The DoJ has just released documents (PDFs here) related to the case but are not going to close the case yet "because of incomplete administrative details". Yeah, like a motive! And proof!
This is the motive currently being bandied about:
Authorities were looking at whether Ivins may have released anthrax to test a vaccine he was working on, another official said.I don't have time to read through all the docs today, but details emerging don't indicate any bombshell of proof. It's hard to believe the FBI really thought they could charge and convict Ivins on this evidence alone.
According to one affidavit made public, Ivins submitted false anthrax samples to the FBI, was unable to give investigators "an adequate explanation for his late laboratory work hours around the time of" the attacks and sought to frame an unnamed co-worker.Um, wouldn't everybody working in an anthrax lab be taking immunizations regularly? But that bit about framing an unnamed co-worker is interesting: was that Assaad, or Hatfill?
He was also said to have received immunizations against anthrax and yellow fever in early September 2001, several weeks before the first anthrax-laced envelope was received in the mail.
Then there's the corporate element, and an email that much is being made of:
[Ivins] was under pressure to assist a private company that had lost federal approval to produce an anthrax vaccine and sent a suspicious e-mail a few days before the anthrax attacks.Note how WaPo reproduced that text in the original CAPS, just to make sure you saw it. But what's new? It's already been established (e.g. his letter to the local paper) that Ivins was a Christian Zionist, but so was the whole Fort Detrick lab (see Camel club antics). And no doubt half the USA had similar thoughts after 9-11. I mean, Bin Laden hates Jews? Duh!
The e-mail warned that Osama bin Laden's terrorists "for sure have anthrax and sarin gas" and had "just decreed death to all Jews and all Americans." The affidavit said the language in the e-mail was similar to warnings in the anthrax letters, such as: "WE HAVE THIS ANTHRAX. . . . DEATH TO AMERICA . DEATH TO ISRAEL."

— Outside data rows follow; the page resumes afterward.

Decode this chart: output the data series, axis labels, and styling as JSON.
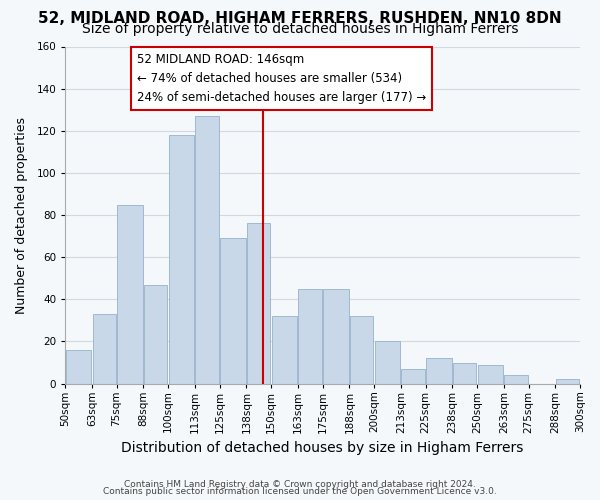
{
  "title": "52, MIDLAND ROAD, HIGHAM FERRERS, RUSHDEN, NN10 8DN",
  "subtitle": "Size of property relative to detached houses in Higham Ferrers",
  "xlabel": "Distribution of detached houses by size in Higham Ferrers",
  "ylabel": "Number of detached properties",
  "footnote1": "Contains HM Land Registry data © Crown copyright and database right 2024.",
  "footnote2": "Contains public sector information licensed under the Open Government Licence v3.0.",
  "bin_labels": [
    "50sqm",
    "63sqm",
    "75sqm",
    "88sqm",
    "100sqm",
    "113sqm",
    "125sqm",
    "138sqm",
    "150sqm",
    "163sqm",
    "175sqm",
    "188sqm",
    "200sqm",
    "213sqm",
    "225sqm",
    "238sqm",
    "250sqm",
    "263sqm",
    "275sqm",
    "288sqm",
    "300sqm"
  ],
  "bin_edges": [
    50,
    63,
    75,
    88,
    100,
    113,
    125,
    138,
    150,
    163,
    175,
    188,
    200,
    213,
    225,
    238,
    250,
    263,
    275,
    288,
    300
  ],
  "bar_heights": [
    16,
    33,
    85,
    47,
    118,
    127,
    69,
    76,
    32,
    45,
    45,
    32,
    20,
    7,
    12,
    10,
    9,
    4,
    0,
    2
  ],
  "bar_color": "#c8d8e8",
  "bar_edge_color": "#a0b8d0",
  "grid_color": "#d0d8e0",
  "vline_x": 146,
  "vline_color": "#cc0000",
  "annotation_line1": "52 MIDLAND ROAD: 146sqm",
  "annotation_line2": "← 74% of detached houses are smaller (534)",
  "annotation_line3": "24% of semi-detached houses are larger (177) →",
  "annotation_box_color": "#ffffff",
  "annotation_box_edge": "#cc0000",
  "ylim": [
    0,
    160
  ],
  "yticks": [
    0,
    20,
    40,
    60,
    80,
    100,
    120,
    140,
    160
  ],
  "background_color": "#f5f8fb",
  "title_fontsize": 11,
  "subtitle_fontsize": 10,
  "xlabel_fontsize": 10,
  "ylabel_fontsize": 9,
  "tick_fontsize": 7.5,
  "annotation_fontsize": 8.5
}
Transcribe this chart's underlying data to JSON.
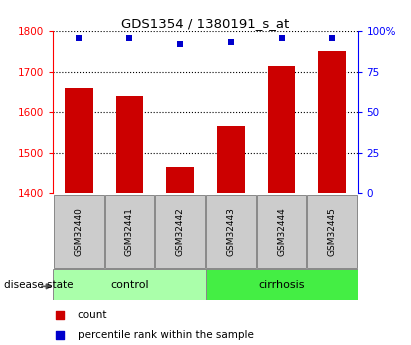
{
  "title": "GDS1354 / 1380191_s_at",
  "samples": [
    "GSM32440",
    "GSM32441",
    "GSM32442",
    "GSM32443",
    "GSM32444",
    "GSM32445"
  ],
  "counts": [
    1660,
    1640,
    1465,
    1565,
    1715,
    1750
  ],
  "percentiles": [
    96,
    96,
    92,
    93,
    96,
    96
  ],
  "ylim_left": [
    1400,
    1800
  ],
  "ylim_right": [
    0,
    100
  ],
  "yticks_left": [
    1400,
    1500,
    1600,
    1700,
    1800
  ],
  "yticks_right": [
    0,
    25,
    50,
    75,
    100
  ],
  "bar_color": "#cc0000",
  "dot_color": "#0000cc",
  "control_color": "#aaffaa",
  "cirrhosis_color": "#44ee44",
  "sample_box_color": "#cccccc",
  "background_color": "#ffffff",
  "legend_items": [
    {
      "color": "#cc0000",
      "label": "count"
    },
    {
      "color": "#0000cc",
      "label": "percentile rank within the sample"
    }
  ]
}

And if Ivins really believed, as many others did, that Al Quaeda might have anthrax, surely that would explain his late nights in the lab after 9-11. OTOH:
The spike in his evening hours began in mid-August, almost a month before the Sept. 11 attacks, investigators said.That's a little harder to explain. But it's still not incriminating evidence.
And then there's this:
Moreover, the envelopes that held the letters were “federal eagle” envelopes, so-named because of the eagle perched on a bar bearing the initials “USA” in the upper right-hand corner, and bore tiny but tell-tale defects that searchers determined were bought from a post office in Maryland or Virginia, the official documents relate.Yeah, real tight evidence right there. Not.
And of the 16 government, commercial and university laboratories that had virulent anthrax strains like the one used in the deadly mailings, only one was located in Maryland or Virginia — the Fort Detrick lab where Dr. Ivins worked before his July 29 suicide, the documents say.
One search warrant doc indicates the Feds seized a copy of "The Plague" by Albert Camus from Ivins' home. That's ironic: the "surface" story is about a doctor battling to stop a plague, but Camus wrote it as an allegory of how one decent man can stand up to the spreading influence of tyrants, especially based on his experiences in the French underground combating the Nazis.